3-layer access control strategy for critical infrastructure


As you move from the perimeter line to the core areas of the facility, the security strategy must become more thoughtful and effective.


Critical infrastructure is the circulatory system that provides the vital needs of the population and business - electricity, water, fuel and communications. Any failure of critical infrastructure facilities will inevitably affect the well-being of households, businesses, schools, government agencies and other areas of society.



Iis precisely because of its extreme importance that critical infrastructure is subject to strict compliance regulations. Such regulations include, among other things, the existence of a strong physical security strategy that limits access to the facility to outsiders. This, in turn, requires the protection of critical infrastructure facilities by access control systems, the availability of tools for checking the effectiveness of access control systems, as well as the creation of mechanisms for analyzing the effectiveness of such tools. At the same time, fines and other sanctions may be imposed on organizations that are unable to comply with the relevant requirements.


The task of access control systems (ACS) is to restrict access to the territory of the facility for unauthorized persons who do not have access rights. However, basic perimeter access control systems often are not enough to meet industry compliance requirements.


The best strategy for securing the entire facility in this case is to create a multi-level protection system that becomes more complex as you move from the perimeter to the most significant parts of the facility.


The ideal solution to this problem is to create secure entry points, each of which belongs to one of three levels of protection against unauthorized entry. These can be deterrence tools requiring only a basic level of protection, detection tools requiring a medium level of security, and full prevention tools requiring the highest level of security.

There are many options that can help to achieve that goal – highly secured entrances, revolving doors, full-height, optical and classic turnstiles.


A brief overview of each layer of security for entrances:


1. Detterence


The outer layer of defense is usually the outer perimeter line. To prevent unauthorized access and deter violators, the ideal solutions are following systems:


  • Video surveillance with a highly effective video analytics system that allows you to identify and classify threats on time;
  • Visible and thermal spectrum multi-sensors that allow you to identify a potential threat several kilometers away in any weather conditions and take effective measures accordingly;
  • Active perimeter protection systems with fences equipped with various types of sensors that prevent intrusion;
  • Full-height turnstiles at the entrance groups, protecting against sudden entry. Due to their size, intruders will not be able to simply jump over the turnstile. At the same time, such turnstiles allow you to separate flows and allow access to only one person at a time.


2. Detection



The second layer of security is detection systems.
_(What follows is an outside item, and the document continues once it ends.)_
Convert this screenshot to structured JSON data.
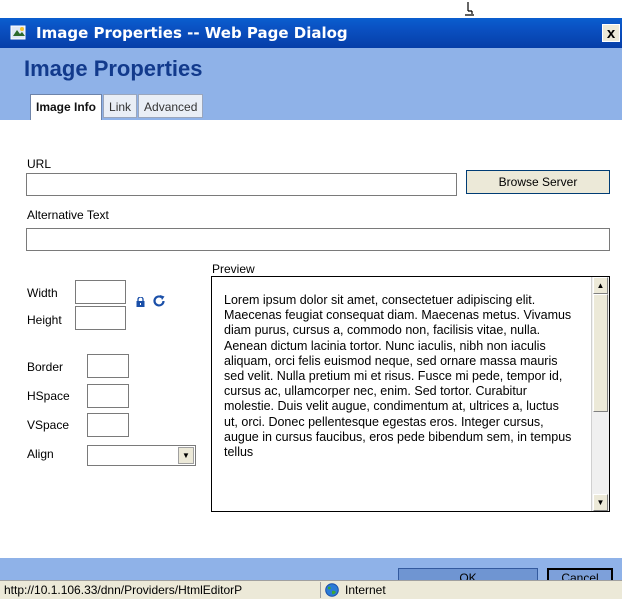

At this stage, intruders or outsiders can still find a way to bypass access control systems, however, such attempts will certainly be detected by various:


  • Intrusion, tampering sensors;
  • Smart sound sensors (scream, shot, explosion, perforator operation, etc.);
  • Cameras with built-in analytics and threat classification,
  • Facial recognition systems using CCTV cameras to track the presence of unauthorized personnel in unauthorized areas;
  • Lidars for building three-dimensional maps and determining suspicious visitor behaviours.


Responsible persons will be notified of an intrusion attempt by an alarm, email, SMS, notification to a mobile device, etc.


Almost every critical infrastructure facility has a reception hall or lobby. Solutions of the second level are recommended for such passage zones. Here, optical turnstiles are most often used, which provide access to authorized visitors and detect unauthorized access attempts.


3. Prevention


The third layer of security works to protect key areas, such as storage, warehouses, power substations, server rooms, data centers, etc. In such places, lock cabins can be used for passage, which reliably prevent unauthorized access attempts and do not require supervision by security personnel.



It is recommended to provide folowing functionality for such checkpoints:


  • Biometric access using fingerprint recognition technology, face recognition, palm vein recognition, iris recognition.
  • Using the two-person rule to grant access. Access to the zone will only be allowed if two employees with access rights present valid IDs.
  • Installation of a man-trap system that cuts off a critical space from the rest of the territory using a man-trap corridor. While one of the gateway doors is open, the other cannot be opened even if a valid access ID is presented.
  • Use of two-, three-factor authentication for personnel verification: Card + PIN code, Card + Fingerprint, Face + Fingerprint, etc.


Well-secured entry points prevent any unauthorized access attempts and determine the identity of the person attempting to enter.


It must be remembered that despite their significant cost, 3-level systems for protecting critical infrastructure objects seem to be a reasonable investment, given the possible losses from emergencies at these facilities.